Não acredito que o quadro mude nos próximos debates. Nem mesmo nos
encontros entre os candidatos aos governos estaduais. Haverá, cada vez
mais, a polarização entre José Serra e Dilma Rousseff num maniqueísmo
eleitoral que interessa a ambos e que é prejudicial a todos. Muitas
vezes penso o porquê de termos um pluripartidarismo de fachada, que
serve apenas para mostrar o quanto somos “democráticos” e mais nada.
Cada vez mais temos vivido o mesmo bipartidarismo nefasto do obscuro
tempo de Arena X MDB.

Pelo resultado do primeiro debate, nosso atraso endêmico permenecerá
nos próximos quatro anos com reflexos em muitos anos, independente do
vencedor. Como já redigi em outras ocasiões não há projetos de governo.
Apenas de poder interessa. O partido X e o partido Y acusam-se,
mutuamente, de modus operandi iguais que atendem aos interesses para a
manutenção do poder. As grandes reformas, em especial a política e a
tributária, permacerá engavetada sem que se solucione tais problemas.

Mas não há problemas! Em 2014, a Copa do Mundo será aqui. Dois anos
depois, os Jogos Olímpicos serão aqui. Teremos uma farta munição do Panis et circenses habitual para manter o nosso atraso histórico.

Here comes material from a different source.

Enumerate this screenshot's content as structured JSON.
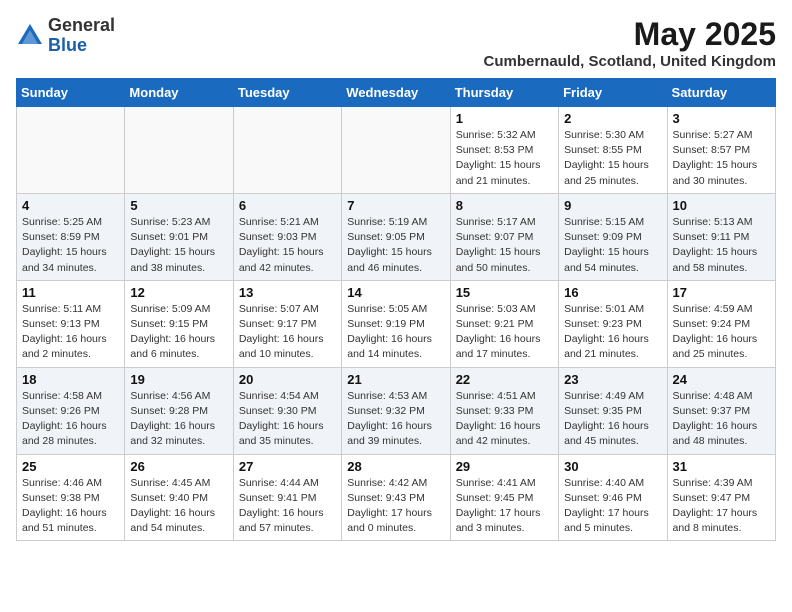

Não sou favorável ao voto nulo e até entendo que a eleição para o
Legislativo é mais representativa e fundamental no processo democrático,
mas que estamos mal representados, lamentavelmente estamos.

(*) Os Trending Topics ou TTs são uma lista em tempo real dos
nomes mais postados no Twitter pelo mundo todo. Valem para essa lista as
tagtemas ou hashtags (#) e nomes próprios. A lista não é aberta, isso
significa que o usuário deve estar logado para ter acesso. Os TTs
ganharam tanta força que são comentados frequentemente pelos usuários
como TT e mobilizam correntes para colocar um tema na lista e ter
exposição mundial. Os casos recentes mais famosos foi o “Cala a boca,
Galvão” à época da Copa do Mundo e a “vitória” de Plínio de Arruda
Sampaio no debate da semana passada. Fonte: Wikipedia e Twitter.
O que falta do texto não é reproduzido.